Gold futures fell Tuesday for a third straight session as a stronger dollar reduced the metal's investment appeal and as some investors sold the metal to lock in gains from last week's rally.
Gold for April delivery fell $30.20, or 3.2%, to $922.30 an ounce on the Comex division of the New York Mercantile Exchange. It rallied nearly $70 last Thursday but has since fallen about $35.
The dollar traded higher against other major currencies Tuesday, with the dollar index up 0.3% at 83.798. A stronger dollar pressures dollar-denominated commodities, such as crude oil and gold, as it makes them more expensive for holders of others currencies. See Currencies.
"Given the perceived reduction in demand for safe-haven assets and still strong inflows of scrap metal, gold could look to consolidate back into the previous $890-$940 range," wrote James Moore, an analyst at TheBullionDesk.com.
Holdings in SPDR Gold Shares, the biggest gold ETF, stood at 1,114.29 tons Monday, slightly lower than the previous day's record of 1,114.60 tons, according to the latest data from the fund.
SPDR slid 1.9% to $90.29 in Tuesday's trading.
Gold fell on Monday as the U.S. Treasury detailed a plan to help the private sector buy $500 billion worth of toxic assets, boosting investors' confidence and reducing the metal's safe-haven appeal.
The news sparked the biggest rally in stocks since November, with the Dow Jones Industrial Average gaining over 500 points. But stocks gave up some of those gains Tuesday. See Market Snapshot.

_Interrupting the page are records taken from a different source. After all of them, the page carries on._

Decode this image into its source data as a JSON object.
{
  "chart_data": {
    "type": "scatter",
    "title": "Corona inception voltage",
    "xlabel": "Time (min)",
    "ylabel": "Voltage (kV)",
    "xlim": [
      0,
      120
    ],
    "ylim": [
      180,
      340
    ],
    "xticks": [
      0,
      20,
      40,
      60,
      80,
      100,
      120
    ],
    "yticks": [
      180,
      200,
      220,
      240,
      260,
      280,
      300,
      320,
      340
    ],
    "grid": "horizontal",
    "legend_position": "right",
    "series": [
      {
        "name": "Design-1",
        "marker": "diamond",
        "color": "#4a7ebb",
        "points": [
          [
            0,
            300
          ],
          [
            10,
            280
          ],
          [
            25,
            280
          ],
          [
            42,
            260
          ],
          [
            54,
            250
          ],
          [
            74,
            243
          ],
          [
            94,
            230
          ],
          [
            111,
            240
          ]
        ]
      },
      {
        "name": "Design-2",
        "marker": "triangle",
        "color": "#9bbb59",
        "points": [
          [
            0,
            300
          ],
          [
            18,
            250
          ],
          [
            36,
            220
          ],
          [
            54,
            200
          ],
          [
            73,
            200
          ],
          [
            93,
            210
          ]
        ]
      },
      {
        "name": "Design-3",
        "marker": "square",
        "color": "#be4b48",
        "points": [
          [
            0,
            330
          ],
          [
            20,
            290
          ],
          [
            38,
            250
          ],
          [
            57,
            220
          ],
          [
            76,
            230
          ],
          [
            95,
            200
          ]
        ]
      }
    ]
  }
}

"Further easing in precious metals prices was noted overnight, as market participants took cues from yesterday's massive Dow rally and exhibited rising degrees of risk appetite," said Jon Nadler, senior analyst at Kitco Bullion Dealers, in a note.
And gold remained under pressure in Asian and European trading "as the U.S.'s tackling of toxic assets improves risk appetite," said Moore.
On Tuesday, Treasury Secretary Timothy Geithner and Federal Reserve Chairman Ben Bernanke testify before the House Financial Services Committee on the bonuses paid to American International Group .
Among other commodities Tuesday, crude-oil futures fell from their highest level in nearly four months on expectations that U.S. crude inventories rose last week as demand declined.
In other metals, silver for May delivery slumped 4% to $13.315 an ounce and April platinum fell 2.3% to $1,116.90 an ounce. The June contract for palladium lost 2% to $209 an ounce. May copper lost 2.4% to $1.7975 a pound.
Among metals-sector equity benchmarks, shares of Barrick Gold Corp. , the largest gold mining company, lost 1.8% to $32.59, while South Africa's Gold Fields Ltd. lost 4.7% to $11.57, and Goldcorp Inc. dropped 2.7% to $33.21.
The Amex Gold Bugs Index , which tracks the share prices of major gold companies, slid 2.7% to 319.85.
The iShares Gold Trust ETF fell 1.4% to $90.86, while the iShares Silver Trust ETF was down 2.3% at $13.14.